Documentary filmmaker Errol Morris has interviewed and made films on some of the most noteworthy subjects of the 20th and 21st century including former Secretaries of Defense Robert S. McNamara and Donald Rumsfeld and scientist Stephen Hawking. His classic film, “A Thin Blue Line,” helped to release the film’s subject from prison. His newest film, “The B-Side: Elsa Dorfman’s Portrait Photography,” is a look at the life and work of famed large format Polaroid photographer and Cambridge, Mass. local, Elsa Dorfman. The film follows Dorfman’s rise as a photographer and how she came to be a master of the massive 20 x 24 Polaroid. Dorfman and Morris joined BPR Weekend to discuss the film and Dorfman’s photography. Below are excerpts from that conversation.

What is it about the immediacy of the Polaroid camera that you liked?

Dorfman: That is sort of like saying, ‘How did you fall in love with him? Well, he never shined his shoes, I liked the scruffy look.’ I really can’t say what it was, but it was love at first sight. There were certain things; it was the size, it’s big. Even though I’m a short person, my image of myself is — I should go in line with the tall people. I was a big, tall person and I had to work with this big, tall camera. It didn’t matter that it towered over me. I had just had a child and I had worked 17 years in the darkroom by then. I thought, I’m not going to poison this house. The Polaroid was a way to be productive and not have to work in the dark room.

Errol, you and Elsa are long-time friends. How did you meet?

Morris: I love Elsa. I’ve known Elsa for 25 years. We met her because she took a Polaroid photograph of my son when he was 5-years-old. He’s 30-years-old now, it is hard to believe. We’ve known her all that time and she became, along with her husband Harvey, a close friend of the family.

What do feel when you look at one of Elsa’s polaroids?

Morris: It is hard to look at any of Elsa’s polaroids without feeling a sense of relief. Thank God I went down there and had her take the photograph. The feeling of relief and deep appreciation ... I don’t know how else to describe it.

You were taking selfies before selfies were even a thing. What attracted you to take so many pictures of yourself?

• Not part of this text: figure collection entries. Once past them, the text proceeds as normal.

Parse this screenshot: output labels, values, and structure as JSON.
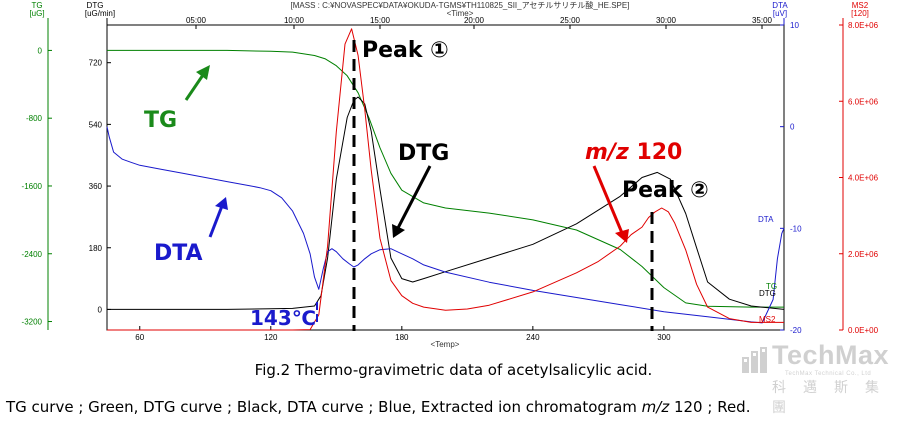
{
  "header": {
    "title": "[MASS : C:¥NOVASPEC¥DATA¥OKUDA-TGMS¥TH110825_SII_アセチルサリチル酸_HE.SPE]",
    "time_label": "<Time>",
    "temp_label": "<Temp>"
  },
  "axes": {
    "tg": {
      "name": "TG",
      "unit": "[uG]",
      "ticks": [
        "0",
        "-800",
        "-1600",
        "-2400",
        "-3200"
      ],
      "color": "#008000"
    },
    "dtg": {
      "name": "DTG",
      "unit": "[uG/min]",
      "ticks": [
        "720",
        "540",
        "360",
        "180",
        "0"
      ],
      "color": "#000000"
    },
    "dta": {
      "name": "DTA",
      "unit": "[uV]",
      "ticks": [
        "10",
        "0",
        "-10",
        "-20"
      ],
      "color": "#1a1acc"
    },
    "ms2": {
      "name": "MS2",
      "unit": "[120]",
      "ticks": [
        "8.0E+06",
        "6.0E+06",
        "4.0E+06",
        "2.0E+06",
        "0.0E+00"
      ],
      "color": "#e00000"
    },
    "time_ticks": [
      "05:00",
      "10:00",
      "15:00",
      "20:00",
      "25:00",
      "30:00",
      "35:00"
    ],
    "temp_ticks": [
      "60",
      "120",
      "180",
      "240",
      "300"
    ]
  },
  "annotations": {
    "peak1": "Peak ①",
    "peak2": "Peak ②",
    "tg": "TG",
    "dtg": "DTG",
    "dta": "DTA",
    "mz_italic": "m/z",
    "mz_value": "120",
    "temp_143": "143℃",
    "end_tg": "TG",
    "end_dtg": "DTG",
    "end_ms2": "MS2",
    "end_dta": "DTA"
  },
  "captions": {
    "figure": "Fig.2 Thermo-gravimetric data of acetylsalicylic acid.",
    "legend_part1": "TG curve ; Green, DTG curve ; Black, DTA curve ; Blue, Extracted ion chromatogram ",
    "legend_mz": "m/z",
    "legend_part2": " 120 ; Red."
  },
  "watermark": {
    "brand": "TechMax",
    "sub": "TechMax Technical Co., Ltd",
    "chinese": "科邁斯集團"
  },
  "chart_data": {
    "type": "line",
    "xlabel": "<Temp>",
    "xlim": [
      45,
      355
    ],
    "series": [
      {
        "name": "TG",
        "color": "#008000",
        "axis": "tg",
        "ylim": [
          -3300,
          300
        ],
        "x": [
          45,
          60,
          80,
          100,
          120,
          130,
          140,
          145,
          150,
          155,
          160,
          165,
          170,
          175,
          180,
          190,
          200,
          220,
          240,
          260,
          280,
          290,
          300,
          310,
          320,
          340,
          355
        ],
        "y": [
          0,
          0,
          0,
          0,
          -10,
          -20,
          -60,
          -100,
          -180,
          -300,
          -500,
          -800,
          -1150,
          -1450,
          -1650,
          -1800,
          -1860,
          -1920,
          -2000,
          -2120,
          -2350,
          -2550,
          -2800,
          -2980,
          -3020,
          -3030,
          -3030
        ]
      },
      {
        "name": "DTG",
        "color": "#000000",
        "axis": "dtg",
        "ylim": [
          -60,
          830
        ],
        "x": [
          45,
          60,
          80,
          100,
          120,
          130,
          140,
          143,
          146,
          150,
          155,
          158,
          160,
          163,
          166,
          170,
          175,
          180,
          185,
          190,
          200,
          220,
          240,
          260,
          280,
          290,
          297,
          303,
          310,
          315,
          320,
          330,
          340,
          355
        ],
        "y": [
          0,
          0,
          0,
          0,
          2,
          3,
          10,
          40,
          150,
          380,
          560,
          610,
          620,
          600,
          520,
          350,
          150,
          90,
          80,
          90,
          110,
          150,
          190,
          250,
          330,
          385,
          400,
          380,
          280,
          180,
          80,
          30,
          10,
          0
        ]
      },
      {
        "name": "DTA",
        "color": "#1a1acc",
        "axis": "dta",
        "ylim": [
          -20,
          10
        ],
        "x": [
          45,
          46,
          48,
          52,
          56,
          60,
          70,
          80,
          90,
          100,
          110,
          115,
          120,
          125,
          130,
          135,
          138,
          140,
          142,
          144,
          146,
          148,
          150,
          153,
          156,
          158,
          160,
          163,
          166,
          170,
          175,
          180,
          185,
          190,
          200,
          220,
          240,
          260,
          280,
          300,
          320,
          340,
          345,
          350,
          352,
          354,
          355
        ],
        "y": [
          0,
          -1,
          -2.5,
          -3.2,
          -3.5,
          -3.8,
          -4.2,
          -4.6,
          -5,
          -5.4,
          -5.8,
          -6,
          -6.3,
          -7,
          -8.3,
          -10.5,
          -12.5,
          -14.8,
          -16,
          -14,
          -12.3,
          -12,
          -12.3,
          -13,
          -13.5,
          -13.8,
          -13.6,
          -13,
          -12.5,
          -12.1,
          -12,
          -12.5,
          -13,
          -13.6,
          -14.3,
          -15.3,
          -16.1,
          -16.8,
          -17.5,
          -18.2,
          -18.7,
          -19.2,
          -19.3,
          -17,
          -13,
          -10.5,
          -10
        ]
      },
      {
        "name": "MS2",
        "color": "#e00000",
        "axis": "ms2",
        "ylim": [
          0,
          8000000.0
        ],
        "x": [
          45,
          100,
          130,
          138,
          142,
          146,
          150,
          154,
          157,
          160,
          163,
          166,
          170,
          175,
          180,
          185,
          190,
          200,
          210,
          220,
          240,
          260,
          270,
          280,
          285,
          290,
          293,
          296,
          299,
          302,
          305,
          310,
          315,
          320,
          330,
          340,
          345,
          350,
          355
        ],
        "y": [
          0,
          0,
          0,
          10000.0,
          400000.0,
          2200000.0,
          5200000.0,
          7500000.0,
          7900000.0,
          7200000.0,
          5800000.0,
          4200000.0,
          2400000.0,
          1300000.0,
          900000.0,
          700000.0,
          600000.0,
          520000.0,
          550000.0,
          650000.0,
          1000000.0,
          1500000.0,
          1800000.0,
          2200000.0,
          2500000.0,
          2700000.0,
          2950000.0,
          3100000.0,
          3200000.0,
          3100000.0,
          2800000.0,
          2100000.0,
          1200000.0,
          600000.0,
          300000.0,
          200000.0,
          200000.0,
          200000.0,
          200000.0
        ]
      }
    ]
  }
}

Dorfman: It is terrifying to be across from a camera, and the camera — this sounds banal — but the camera can be your friend. If I did it and felt comfortable with the camera, then the person I was photographing would realize, oh, she does this with herself, it’s okay. It was a subliminal thing, maybe it was only magic in my own head as if you went home and you were blubbering into your phone to an imaginary best friend and you thought, ‘Oh I don’t sound so bad. I don’t ask bad questions.' It was very important.

How do you view art?

Errol: People forget about art, that it’s an act often of courage. The decision to do something rather than nothing, to actually produce something .... that is always a risky enterprise. If you do nothing you can avoid the criticism of having done something that people don’t like.